A positive mindset is applicable to everyday actions. Rather than succumbing to apathy or disengaging from environmental issues, individuals can find optimism in reconceptualizing small gestures as meaningful contributions.
Small individual actions such as taking shorter showers, biking to school, picking up the trash, turning off the lights, and planting a tree may not yield the same monumental impact as large-scale governmental policies, nor reach the same level of impact as Greta Thunberg’s activism. But rather than viewing these small actions as futile attempts to “save the Earth,” they can be seen as ways to ease personal grief, offering a sense of purpose in small but meaningful contributions to reduce climate change. Engaging in actions, even as simple as discussing emotional distress over coffee at a café, fosters connections among individuals who share similar experiences.

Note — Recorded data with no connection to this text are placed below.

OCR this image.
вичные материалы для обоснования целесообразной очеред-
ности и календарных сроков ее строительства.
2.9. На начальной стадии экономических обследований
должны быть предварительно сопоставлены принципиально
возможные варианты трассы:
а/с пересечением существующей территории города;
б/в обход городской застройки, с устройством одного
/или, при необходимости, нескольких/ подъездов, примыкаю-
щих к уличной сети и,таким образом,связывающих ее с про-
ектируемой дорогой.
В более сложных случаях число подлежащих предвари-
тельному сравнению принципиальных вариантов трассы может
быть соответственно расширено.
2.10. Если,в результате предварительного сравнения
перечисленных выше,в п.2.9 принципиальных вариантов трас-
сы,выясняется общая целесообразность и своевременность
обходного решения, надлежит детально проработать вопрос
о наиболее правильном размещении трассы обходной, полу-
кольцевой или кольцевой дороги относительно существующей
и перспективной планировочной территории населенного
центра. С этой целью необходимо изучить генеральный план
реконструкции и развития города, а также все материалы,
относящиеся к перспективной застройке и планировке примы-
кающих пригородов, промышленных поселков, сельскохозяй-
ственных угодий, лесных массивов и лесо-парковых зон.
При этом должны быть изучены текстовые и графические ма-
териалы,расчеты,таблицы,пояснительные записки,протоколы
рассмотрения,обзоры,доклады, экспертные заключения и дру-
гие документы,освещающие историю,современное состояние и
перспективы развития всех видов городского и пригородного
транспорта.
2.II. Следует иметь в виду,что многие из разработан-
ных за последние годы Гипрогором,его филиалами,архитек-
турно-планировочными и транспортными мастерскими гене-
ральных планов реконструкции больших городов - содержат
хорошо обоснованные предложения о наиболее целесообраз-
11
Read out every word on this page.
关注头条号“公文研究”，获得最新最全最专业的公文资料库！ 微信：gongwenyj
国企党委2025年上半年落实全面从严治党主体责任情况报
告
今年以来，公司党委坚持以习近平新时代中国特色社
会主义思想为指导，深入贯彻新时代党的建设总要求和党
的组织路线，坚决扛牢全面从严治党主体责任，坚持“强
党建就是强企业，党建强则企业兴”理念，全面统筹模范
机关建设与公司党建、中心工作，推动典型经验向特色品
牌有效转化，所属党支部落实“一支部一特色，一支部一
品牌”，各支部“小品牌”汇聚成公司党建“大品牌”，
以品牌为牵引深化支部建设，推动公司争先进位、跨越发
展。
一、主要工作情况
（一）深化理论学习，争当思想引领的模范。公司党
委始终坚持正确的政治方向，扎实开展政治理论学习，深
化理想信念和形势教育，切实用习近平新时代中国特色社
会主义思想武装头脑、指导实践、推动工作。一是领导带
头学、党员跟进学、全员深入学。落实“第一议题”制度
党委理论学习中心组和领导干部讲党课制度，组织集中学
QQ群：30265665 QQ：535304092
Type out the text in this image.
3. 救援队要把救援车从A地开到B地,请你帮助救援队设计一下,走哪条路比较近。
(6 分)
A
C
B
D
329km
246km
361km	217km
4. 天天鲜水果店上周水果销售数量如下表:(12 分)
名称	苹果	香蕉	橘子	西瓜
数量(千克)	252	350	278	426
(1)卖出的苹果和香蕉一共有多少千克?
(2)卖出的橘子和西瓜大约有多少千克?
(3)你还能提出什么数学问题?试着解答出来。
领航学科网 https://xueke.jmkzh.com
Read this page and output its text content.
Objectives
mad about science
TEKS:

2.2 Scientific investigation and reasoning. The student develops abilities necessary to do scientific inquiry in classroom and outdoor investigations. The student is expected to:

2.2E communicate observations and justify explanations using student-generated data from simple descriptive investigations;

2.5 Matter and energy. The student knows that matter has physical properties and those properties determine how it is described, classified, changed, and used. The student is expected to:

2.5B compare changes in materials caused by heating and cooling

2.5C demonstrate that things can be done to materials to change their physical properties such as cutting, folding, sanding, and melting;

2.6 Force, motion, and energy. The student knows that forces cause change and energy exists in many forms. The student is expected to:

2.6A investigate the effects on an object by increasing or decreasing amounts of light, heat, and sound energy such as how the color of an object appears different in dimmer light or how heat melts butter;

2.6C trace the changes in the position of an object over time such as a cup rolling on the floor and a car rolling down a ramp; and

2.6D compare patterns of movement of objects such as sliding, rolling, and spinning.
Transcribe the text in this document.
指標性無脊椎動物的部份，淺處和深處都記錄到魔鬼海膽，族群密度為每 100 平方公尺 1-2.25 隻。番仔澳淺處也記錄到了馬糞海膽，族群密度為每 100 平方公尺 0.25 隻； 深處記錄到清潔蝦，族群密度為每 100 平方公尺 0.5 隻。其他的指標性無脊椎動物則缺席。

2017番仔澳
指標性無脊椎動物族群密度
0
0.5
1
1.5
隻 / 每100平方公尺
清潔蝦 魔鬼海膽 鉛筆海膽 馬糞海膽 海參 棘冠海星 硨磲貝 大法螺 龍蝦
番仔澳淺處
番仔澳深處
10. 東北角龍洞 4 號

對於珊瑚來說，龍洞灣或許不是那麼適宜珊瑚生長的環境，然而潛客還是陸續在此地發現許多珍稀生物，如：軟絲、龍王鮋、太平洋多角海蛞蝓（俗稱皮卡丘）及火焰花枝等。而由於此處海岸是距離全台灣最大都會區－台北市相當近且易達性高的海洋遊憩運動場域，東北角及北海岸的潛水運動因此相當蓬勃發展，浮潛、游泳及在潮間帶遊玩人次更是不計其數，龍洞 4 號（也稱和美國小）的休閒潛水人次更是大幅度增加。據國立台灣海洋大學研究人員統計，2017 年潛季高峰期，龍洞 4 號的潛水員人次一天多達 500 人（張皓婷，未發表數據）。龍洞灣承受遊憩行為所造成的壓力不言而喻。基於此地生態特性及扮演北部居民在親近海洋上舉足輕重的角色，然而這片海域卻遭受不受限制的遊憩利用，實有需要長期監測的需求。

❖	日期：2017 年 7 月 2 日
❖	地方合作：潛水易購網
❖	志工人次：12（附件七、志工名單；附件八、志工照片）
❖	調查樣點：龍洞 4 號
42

Across the globe, various institutions, from social communities to non-profit organizations, passionately advocate for climate action. However, there has been a growing movement for those who are on the other end of the spectrum — one where individuals, instead of harnessing eco-grief for activism, grapple with its emotional toll in the face of environmental challenges.
A growing sentiment has given rise to climate cafes, especially prevalent in the U.S, where individuals come together to discuss their feelings over a cup of coffee, offering attendees a means to share their grief and talk openly about their environmental fears. This exchange not only fosters a new social community, but it also provides “a kind of lightness” as “cafes try to instill hope on our planetary crisis,” according to an interview conducted by the New York Times.
“I think that small actions are very meaningful … not just environmentally but also socially,” Lazzari said. “Individual actions can definitely drive meaningful change, especially when added up all together or when individuals come together.”
Climate change presents us with a predicament that lacks a straightforward solution. The consequences of inaction are dire, yet the path to meaningful change is uncertain. However, by embracing this uncertainty and garnering optimism within ourselves, we are able to assuage our sense of guilt, hopelessness, and fear. Small actions may not create vast impacts, but they are meaningful as they aid us in coping with despair, providing us with purpose as well as the means to navigate through times of climate crisis.
“I don’t think that we are moving fast enough to mitigate the most severe effects of climate change,” Lazzari said. “However, despite these challenges, I remain hopeful, and I think that it is not just a choice to remain hopeful but a necessity.”